New York State Attorney General Letitia James, joined by the City of New York and the states of Connecticut and Vermont, also filed a lawsuit alleging that the Trump administration is targeting immigrants of color and putting communities at risk. This lawsuit is challenging the new rule on the grounds that it violates the federal Administrative Procedure Act (the way federal agencies enforce regulations) and even the Constitution.
A December 2018 report by New York City estimated that 304,000 low- and middle-income New Yorkers would be discouraged from participating in public benefits because of the rule. The estimates included 72,000 children who are U.S. citizens and 29,000 people with disabilities.
By June of this year, in another analysis, New York City confirmed that the enrollment numbers for SNAP, the food stamp program, had gone down. Although officials say this can’t prove that the public charge policy announcement is a factor, they did find correlation with anecdotal evidence and survey data.
The Affected Communities
About 1.2 million people in the U.S. live with HIV. Roughly 40,000 new cases are diagnosed each year. One in seven are unaware of their status. According to a study by the Centers for Disease Control and Prevention, in 46 U.S. states and five U.S. territories that reported new diagnoses of HIV from 2007 through 2010, 16.2% of those newly diagnosed were born outside the United States.
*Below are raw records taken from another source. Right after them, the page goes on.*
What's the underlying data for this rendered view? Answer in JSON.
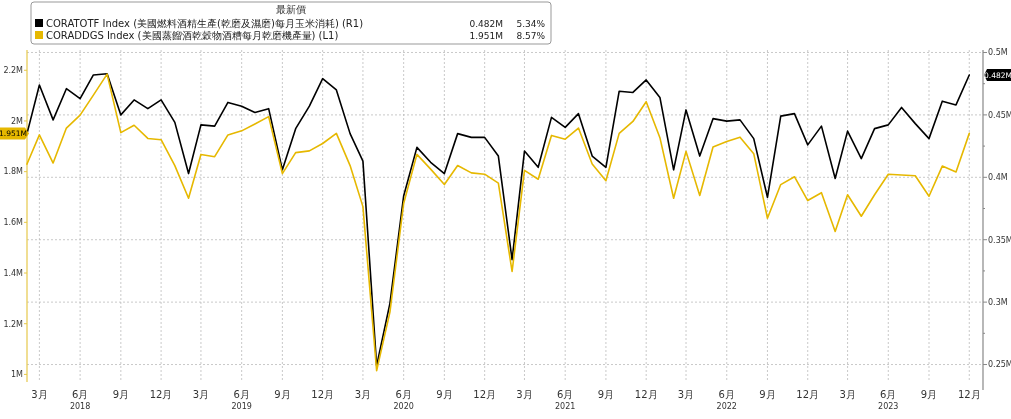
{
  "chart_data": {
    "type": "line",
    "legend_title": "最新價",
    "legend": "top left",
    "grid": true,
    "x": [
      "2018-02",
      "2018-03",
      "2018-04",
      "2018-05",
      "2018-06",
      "2018-07",
      "2018-08",
      "2018-09",
      "2018-10",
      "2018-11",
      "2018-12",
      "2019-01",
      "2019-02",
      "2019-03",
      "2019-04",
      "2019-05",
      "2019-06",
      "2019-07",
      "2019-08",
      "2019-09",
      "2019-10",
      "2019-11",
      "2019-12",
      "2020-01",
      "2020-02",
      "2020-03",
      "2020-04",
      "2020-05",
      "2020-06",
      "2020-07",
      "2020-08",
      "2020-09",
      "2020-10",
      "2020-11",
      "2020-12",
      "2021-01",
      "2021-02",
      "2021-03",
      "2021-04",
      "2021-05",
      "2021-06",
      "2021-07",
      "2021-08",
      "2021-09",
      "2021-10",
      "2021-11",
      "2021-12",
      "2022-01",
      "2022-02",
      "2022-03",
      "2022-04",
      "2022-05",
      "2022-06",
      "2022-07",
      "2022-08",
      "2022-09",
      "2022-10",
      "2022-11",
      "2022-12",
      "2023-01",
      "2023-02",
      "2023-03",
      "2023-04",
      "2023-05",
      "2023-06",
      "2023-07",
      "2023-08",
      "2023-09",
      "2023-10",
      "2023-11",
      "2023-12"
    ],
    "series": [
      {
        "name": "CORATOTF Index (美國燃料酒精生產(乾磨及濕磨)每月玉米消耗) (R1)",
        "color": "#000000",
        "axis": "y2",
        "values": [
          0.435,
          0.474,
          0.446,
          0.471,
          0.463,
          0.482,
          0.483,
          0.45,
          0.462,
          0.455,
          0.462,
          0.444,
          0.403,
          0.442,
          0.441,
          0.46,
          0.457,
          0.452,
          0.455,
          0.406,
          0.439,
          0.457,
          0.479,
          0.47,
          0.435,
          0.413,
          0.249,
          0.299,
          0.385,
          0.424,
          0.412,
          0.403,
          0.435,
          0.432,
          0.432,
          0.417,
          0.334,
          0.421,
          0.408,
          0.448,
          0.44,
          0.451,
          0.417,
          0.408,
          0.469,
          0.468,
          0.478,
          0.464,
          0.406,
          0.454,
          0.417,
          0.447,
          0.445,
          0.446,
          0.431,
          0.384,
          0.449,
          0.451,
          0.426,
          0.441,
          0.399,
          0.437,
          0.415,
          0.439,
          0.442,
          0.456,
          0.443,
          0.431,
          0.461,
          0.458,
          0.482
        ]
      },
      {
        "name": "CORADDGS Index (美國蒸餾酒乾穀物酒糟每月乾磨機產量) (L1)",
        "color": "#e6b800",
        "values": [
          1.83,
          1.945,
          1.834,
          1.972,
          2.023,
          2.102,
          2.185,
          1.954,
          1.983,
          1.931,
          1.926,
          1.824,
          1.695,
          1.868,
          1.859,
          1.945,
          1.961,
          1.988,
          2.017,
          1.792,
          1.875,
          1.882,
          1.911,
          1.951,
          1.824,
          1.662,
          1.015,
          1.246,
          1.674,
          1.868,
          1.81,
          1.749,
          1.824,
          1.795,
          1.79,
          1.755,
          1.406,
          1.805,
          1.77,
          1.943,
          1.928,
          1.972,
          1.83,
          1.764,
          1.951,
          1.998,
          2.076,
          1.934,
          1.695,
          1.88,
          1.706,
          1.897,
          1.919,
          1.936,
          1.871,
          1.616,
          1.749,
          1.78,
          1.686,
          1.717,
          1.564,
          1.709,
          1.624,
          1.709,
          1.79,
          1.787,
          1.784,
          1.703,
          1.822,
          1.799,
          1.951
        ]
      }
    ],
    "xlim": [
      "2018-02",
      "2024-01"
    ],
    "xticks": [
      {
        "value": "2018-03",
        "label": "3月"
      },
      {
        "value": "2018-06",
        "label": "6月$_{2018}$"
      },
      {
        "value": "2018-09",
        "label": "9月"
      },
      {
        "value": "2018-12",
        "label": "12月"
      },
      {
        "value": "2019-03",
        "label": "3月"
      },
      {
        "value": "2019-06",
        "label": "6月$_{2019}$"
      },
      {
        "value": "2019-09",
        "label": "9月"
      },
      {
        "value": "2019-12",
        "label": "12月"
      },
      {
        "value": "2020-03",
        "label": "3月"
      },
      {
        "value": "2020-06",
        "label": "6月$_{2020}$"
      },
      {
        "value": "2020-09",
        "label": "9月"
      },
      {
        "value": "2020-12",
        "label": "12月"
      },
      {
        "value": "2021-03",
        "label": "3月"
      },
      {
        "value": "2021-06",
        "label": "6月$_{2021}$"
      },
      {
        "value": "2021-09",
        "label": "9月"
      },
      {
        "value": "2021-12",
        "label": "12月"
      },
      {
        "value": "2022-03",
        "label": "3月"
      },
      {
        "value": "2022-06",
        "label": "6月$_{2022}$"
      },
      {
        "value": "2022-09",
        "label": "9月"
      },
      {
        "value": "2022-12",
        "label": "12月"
      },
      {
        "value": "2023-03",
        "label": "3月"
      },
      {
        "value": "2023-06",
        "label": "6月$_{2023}$"
      },
      {
        "value": "2023-09",
        "label": "9月"
      },
      {
        "value": "2023-12",
        "label": "12月"
      }
    ],
    "ylim": [
      0.97,
      2.28
    ],
    "yticks": [
      {
        "value": 1,
        "label": "1M"
      },
      {
        "value": 1.2,
        "label": "1.2M"
      },
      {
        "value": 1.4,
        "label": "1.4M"
      },
      {
        "value": 1.6,
        "label": "1.6M"
      },
      {
        "value": 1.8,
        "label": "1.8M"
      },
      {
        "value": 2,
        "label": "2M"
      },
      {
        "value": 2.2,
        "label": "2.2M"
      }
    ],
    "y2lim": [
      0.236,
      0.502
    ],
    "y2ticks": [
      {
        "value": 0.25,
        "label": "0.25M"
      },
      {
        "value": 0.275,
        "label": null
      },
      {
        "value": 0.3,
        "label": "0.3M"
      },
      {
        "value": 0.325,
        "label": null
      },
      {
        "value": 0.35,
        "label": "0.35M"
      },
      {
        "value": 0.375,
        "label": null
      },
      {
        "value": 0.4,
        "label": "0.4M"
      },
      {
        "value": 0.425,
        "label": null
      },
      {
        "value": 0.45,
        "label": "0.45M"
      },
      {
        "value": 0.475,
        "label": null
      },
      {
        "value": 0.5,
        "label": "0.5M"
      }
    ],
    "annotations": [
      "0.482M",
      "5.34%",
      "1.951M",
      "8.57%",
      "1.951M",
      "0.482M"
    ]
  }
}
In New York, a 2017 report by New York City health officials found that 33% of city residents newly diagnosed with HIV were born outside the U.S. Jacquelyn Kilmer, CEO of Harlem United, one of the city’s largest HIV providers, says the number of those with HIV may be larger, given that disclosing immigration status is not required in order to be tested or to receive HIV treatment.
She highlights that aside from language barriers, cultural beliefs and stigma have been the biggest barriers to reach immigrant people with HIV. “Trump’s immigration policy is another barrier we didn’t need,” she added.
To approve a green card or request permanent status, federal officials need to — at a minimum — take into account a list of factors, such as health; family status; assets, resources, and financial status; and education and skills.
Immigrants face multiple disadvantages. Although most hold full-time jobs, they are less likely to have health care coverage through their employer, making Medicaid an option to subsidize the expensive costs of HIV treatment.
Black immigrants are less likely to be uninsured than U.S.-born black individuals, and
immigrants from Mexico and Central America constitute the largest proportion of non-U.S.-born individuals living with HIV in the United States.
Providers in New York highlight that not all of the state’s subsidized health care plan is federal. States and cities like New York heavily fund HIV programs, and anything funded by local government does not fall into the federal “public charge” category.
It Is Changing How Organizations Are Doing Outreach
Luis Scaccabarrozzi from the Latino Commission on AIDS (LCOA) in New York says that this policy is adding another layer of fear to immigrants’ lives. “We have homophobia, transphobia, xenophobia — or what we call Latino phobia — and now this,” he says. “It has forced us to change how we are communicating.”
Organizations like LCOA work with many other organizations, including faith-based communities, to do outreach, but the fact that churches have been targeted by ICE agents waiting outside is forcing them to rethink the process of reaching out to the community.
“No HIV organization has been targeted yet that we know, but we are seeing [homeless] shelters [targeted by ICE],” he said.